当時の部署は私とKさんとSさんの3人の看護師とパートの事務員が1人だけ。その日、Sさんは年休で、事務の人は時間で帰宅していた。だから、そこにはKさんしかいなかった。いつもと違う様子にKさんは「何かあったの?」と聞いてきた。Kさんには隠しておけないので全て話した。すると驚いたKさんは時間休をとって帰るように勧めた。夫はICUだから面会はできないし、必要ないと言っても、Kさん自身が気になるからと、帰るように何度も勧めた。まあ、その時間からだとKさんが1人になっても大丈夫な時間ではあったけれど。それで、私は上司に事情を説明し、時間休をとることにした。

そこまでは良かったのだ。

私が上司に事情を説明したのは職場でのこと。今後、迷惑をかけるようなことがあるといけないと思い、自分の個人情報を話したのだ。聞いた上司(3人)は職務で知り得た私の個人情報なのだ。それを口外して欲しくはない。世間話のように話すことなど許されないことだと思っている。ましてや病院外の人には。例え、元職員で私と付き合いのある人であっても。もちろん、隠しておかなければならないことではないかもしれないけれど。

それが口外されたのだ。上司の一人からFさんに。そして、聞いたFさんは私に「〇〇さんから聞いたけど大丈夫?」と連絡をしてきた。平静を装ってはいたけれど、私が自分自身を責め続け、今後のことを考え、真っ暗闇の中から抜け出せないでいる時に。

実はもう一人、上司から聞いた他部署の人(上司と同じ役職の看護師ではあるが他部署の所属)からも同じ時期、同じように声をかけられたのだ。

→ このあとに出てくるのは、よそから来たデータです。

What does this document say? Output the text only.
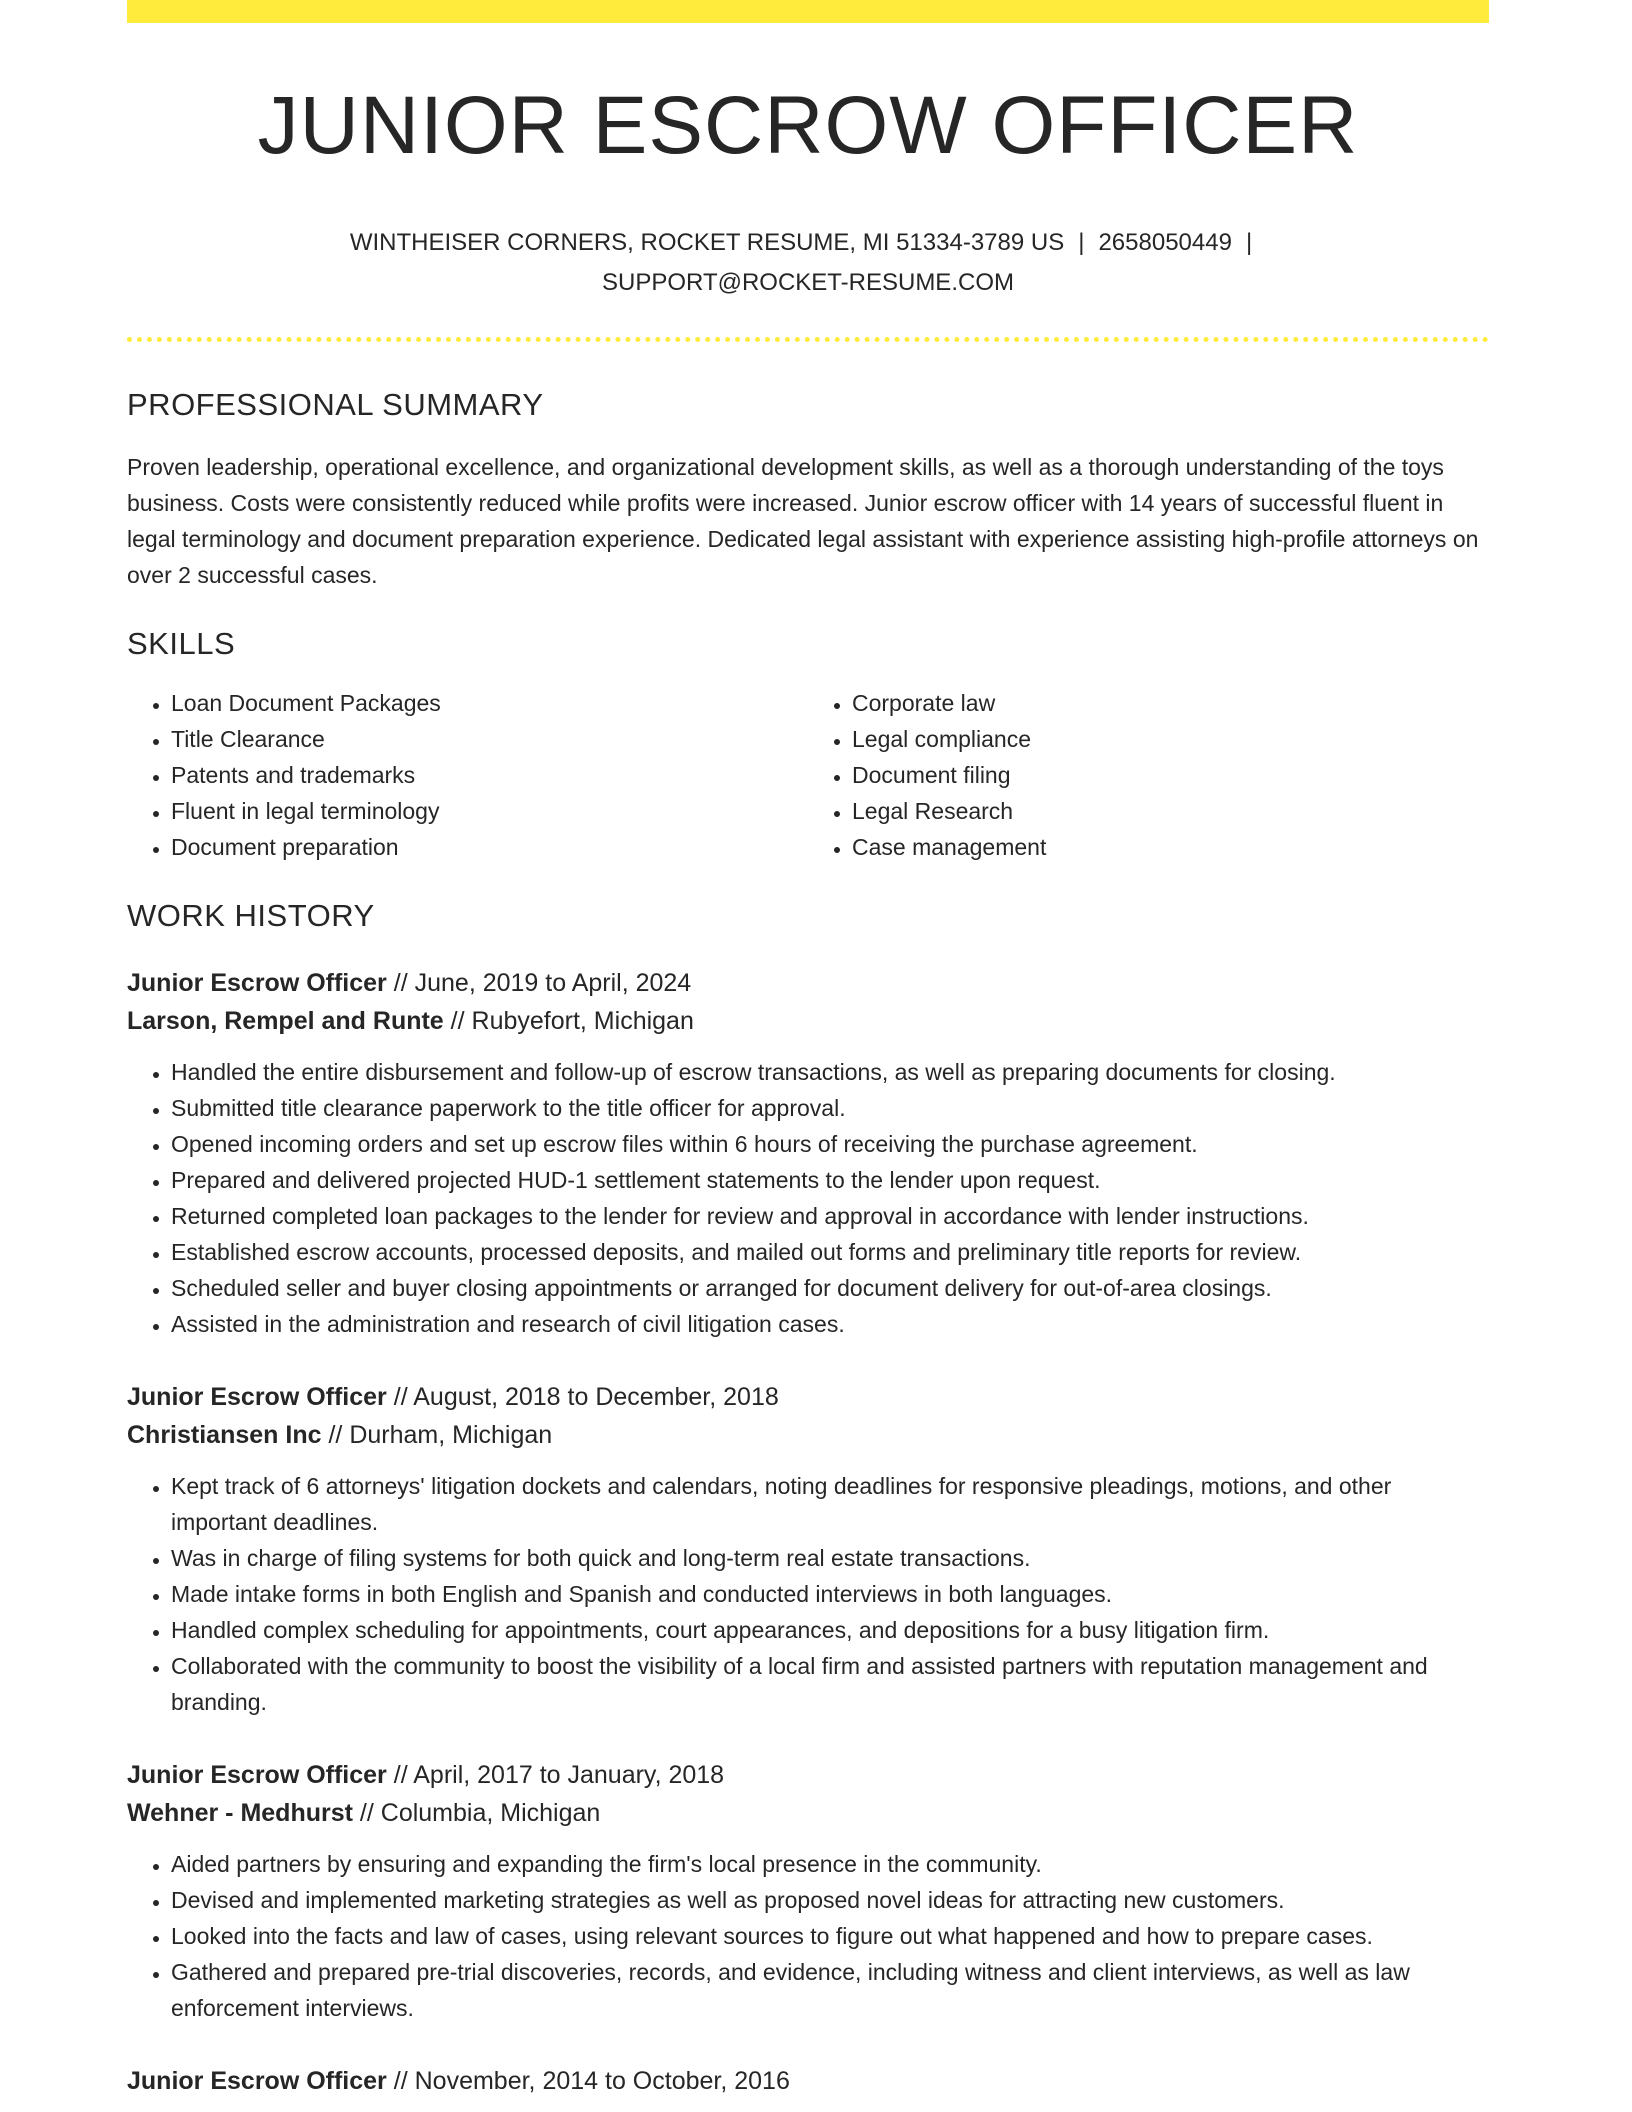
JUNIOR ESCROW OFFICER
WINTHEISER CORNERS, ROCKET RESUME, MI 51334-3789 US | 2658050449 |
SUPPORT@ROCKET-RESUME.COM
PROFESSIONAL SUMMARY
Proven leadership, operational excellence, and organizational development skills, as well as a thorough understanding of the toys business. Costs were consistently reduced while profits were increased. Junior escrow officer with 14 years of successful fluent in legal terminology and document preparation experience. Dedicated legal assistant with experience assisting high-profile attorneys on over 2 successful cases.
SKILLS
• Loan Document Packages
• Title Clearance
• Patents and trademarks
• Fluent in legal terminology
• Document preparation
• Corporate law
• Legal compliance
• Document filing
• Legal Research
• Case management
WORK HISTORY
Junior Escrow Officer // June, 2019 to April, 2024
Larson, Rempel and Runte // Rubyefort, Michigan
• Handled the entire disbursement and follow-up of escrow transactions, as well as preparing documents for closing.
• Submitted title clearance paperwork to the title officer for approval.
• Opened incoming orders and set up escrow files within 6 hours of receiving the purchase agreement.
• Prepared and delivered projected HUD-1 settlement statements to the lender upon request.
• Returned completed loan packages to the lender for review and approval in accordance with lender instructions.
• Established escrow accounts, processed deposits, and mailed out forms and preliminary title reports for review.
• Scheduled seller and buyer closing appointments or arranged for document delivery for out-of-area closings.
• Assisted in the administration and research of civil litigation cases.
Junior Escrow Officer // August, 2018 to December, 2018
Christiansen Inc // Durham, Michigan
• Kept track of 6 attorneys' litigation dockets and calendars, noting deadlines for responsive pleadings, motions, and other important deadlines.
• Was in charge of filing systems for both quick and long-term real estate transactions.
• Made intake forms in both English and Spanish and conducted interviews in both languages.
• Handled complex scheduling for appointments, court appearances, and depositions for a busy litigation firm.
• Collaborated with the community to boost the visibility of a local firm and assisted partners with reputation management and branding.
Junior Escrow Officer // April, 2017 to January, 2018
Wehner - Medhurst // Columbia, Michigan
• Aided partners by ensuring and expanding the firm's local presence in the community.
• Devised and implemented marketing strategies as well as proposed novel ideas for attracting new customers.
• Looked into the facts and law of cases, using relevant sources to figure out what happened and how to prepare cases.
• Gathered and prepared pre-trial discoveries, records, and evidence, including witness and client interviews, as well as law enforcement interviews.
Junior Escrow Officer // November, 2014 to October, 2016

私はどちらにも普通に対応した。だけど、そっとしておいてほしかったのでとても辛く悲しかった。

 

私が自分から話したのは同僚のKさんと翌月に泊まりの約束をしていたS子ちゃんだけ。

Kさんは病院内でいちばん仲好しの後輩師長にも6か月後に私が退職するまで一切話していなかった。S子ちゃんも誰にも。

実は上司からもう一人Nちゃんが聞いていた。

Nちゃんは私とも親しい同僚で、1年前まで脳外科の師長だった。だから、私も話していろいろ聞きたいと思っていた。だけど、さっき書いたように当時は自分の心がどうしようもない状態だった。だから、話そうと思っても話せないでいた。そんな私をNちゃんは知っていてもそっとしておいてくれたのだ。上司から聞いた時に私が話すまでは黙っていると言い。

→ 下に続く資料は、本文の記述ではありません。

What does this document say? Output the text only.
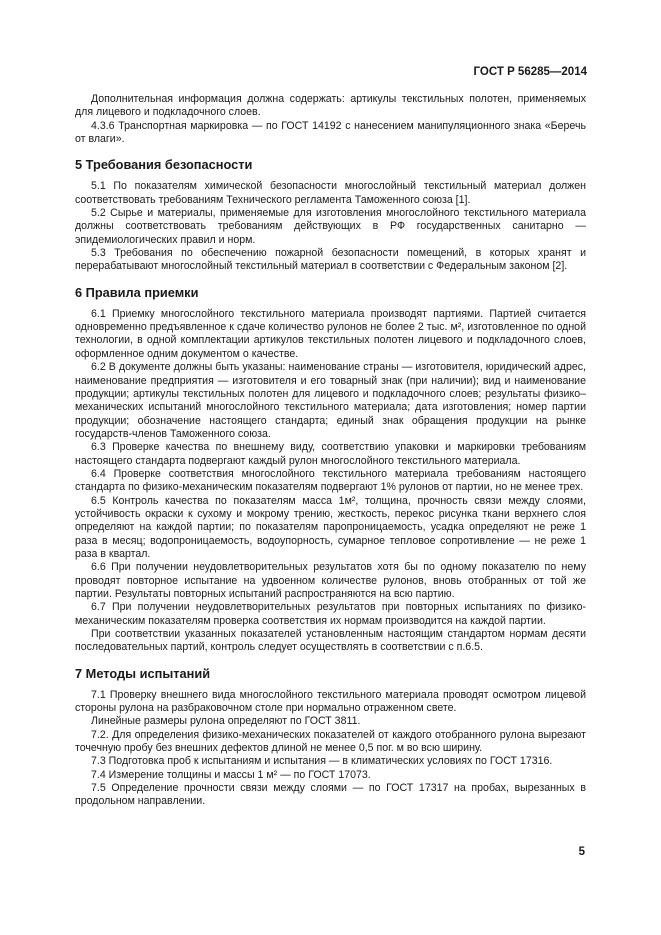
ГОСТ Р 56285—2014

Дополнительная информация должна содержать: артикулы текстильных полотен, применяемых для лицевого и подкладочного слоев.

4.3.6 Транспортная маркировка — по ГОСТ 14192 с нанесением манипуляционного знака «Беречь от влаги».

5 Требования безопасности

5.1 По показателям химической безопасности многослойный текстильный материал должен соответствовать требованиям Технического регламента Таможенного союза [1].

5.2 Сырье и материалы, применяемые для изготовления многослойного текстильного материала должны соответствовать требованиям действующих в РФ государственных санитарно — эпидемиологических правил и норм.

5.3 Требования по обеспечению пожарной безопасности помещений, в которых хранят и перерабатывают многослойный текстильный материал в соответствии с Федеральным законом [2].

6 Правила приемки

6.1 Приемку многослойного текстильного материала производят партиями. Партией считается одновременно предъявленное к сдаче количество рулонов не более 2 тыс. м², изготовленное по одной технологии, в одной комплектации артикулов текстильных полотен лицевого и подкладочного слоев, оформленное одним документом о качестве.

6.2 В документе должны быть указаны: наименование страны — изготовителя, юридический адрес, наименование предприятия — изготовителя и его товарный знак (при наличии); вид и наименование продукции; артикулы текстильных полотен для лицевого и подкладочного слоев; результаты физико–механических испытаний многослойного текстильного материала; дата изготовления; номер партии продукции; обозначение настоящего стандарта; единый знак обращения продукции на рынке государств-членов Таможенного союза.

6.3 Проверке качества по внешнему виду, соответствию упаковки и маркировки требованиям настоящего стандарта подвергают каждый рулон многослойного текстильного материала.

6.4 Проверке соответствия многослойного текстильного материала требованиям настоящего стандарта по физико-механическим показателям подвергают 1% рулонов от партии, но не менее трех.

6.5 Контроль качества по показателям масса 1м², толщина, прочность связи между слоями, устойчивость окраски к сухому и мокрому трению, жесткость, перекос рисунка ткани верхнего слоя определяют на каждой партии; по показателям паропроницаемость, усадка определяют не реже 1 раза в месяц; водопроницаемость, водоупорность, сумарное тепловое сопротивление — не реже 1 раза в квартал.

6.6 При получении неудовлетворительных результатов хотя бы по одному показателю по нему проводят повторное испытание на удвоенном количестве рулонов, вновь отобранных от той же партии. Результаты повторных испытаний распространяются на всю партию.

6.7 При получении неудовлетворительных результатов при повторных испытаниях по физико-механическим показателям проверка соответствия их нормам производится на каждой партии.

При соответствии указанных показателей установленным настоящим стандартом нормам десяти последовательных партий, контроль следует осуществлять в соответствии с п.6.5.

7 Методы испытаний

7.1 Проверку внешнего вида многослойного текстильного материала проводят осмотром лицевой стороны рулона на разбраковочном столе при нормально отраженном свете.

Линейные размеры рулона определяют по ГОСТ 3811.

7.2. Для определения физико-механических показателей от каждого отобранного рулона вырезают точечную пробу без внешних дефектов длиной не менее 0,5 пог. м во всю ширину.

7.3 Подготовка проб к испытаниям и испытания — в климатических условиях по ГОСТ 17316.

7.4 Измерение толщины и массы 1 м² — по ГОСТ 17073.

7.5 Определение прочности связи между слоями — по ГОСТ 17317 на пробах, вырезанных в продольном направлении.

5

だから、私はKさんとS子ちゃんとNちゃんは今でもずっと信頼している。

上司には患者さんの個人情報だけでなく、職務で知り得た職員の個人情報も同じだと言いたかった。でも、言えなかったけれど・・・

そして、Fさんともう一人の私に声をかけてくれた人は親切で声をかけてくれたのだと思っている。だけど、本人から聞いたのではないことは黙っていてほしかった。せめて私の心が落ち着くまではそっとしておいてほしかったのだ。

 

久しぶりにFさんが夢に出て、忘れかけていたこんなことまで思い出してしまった。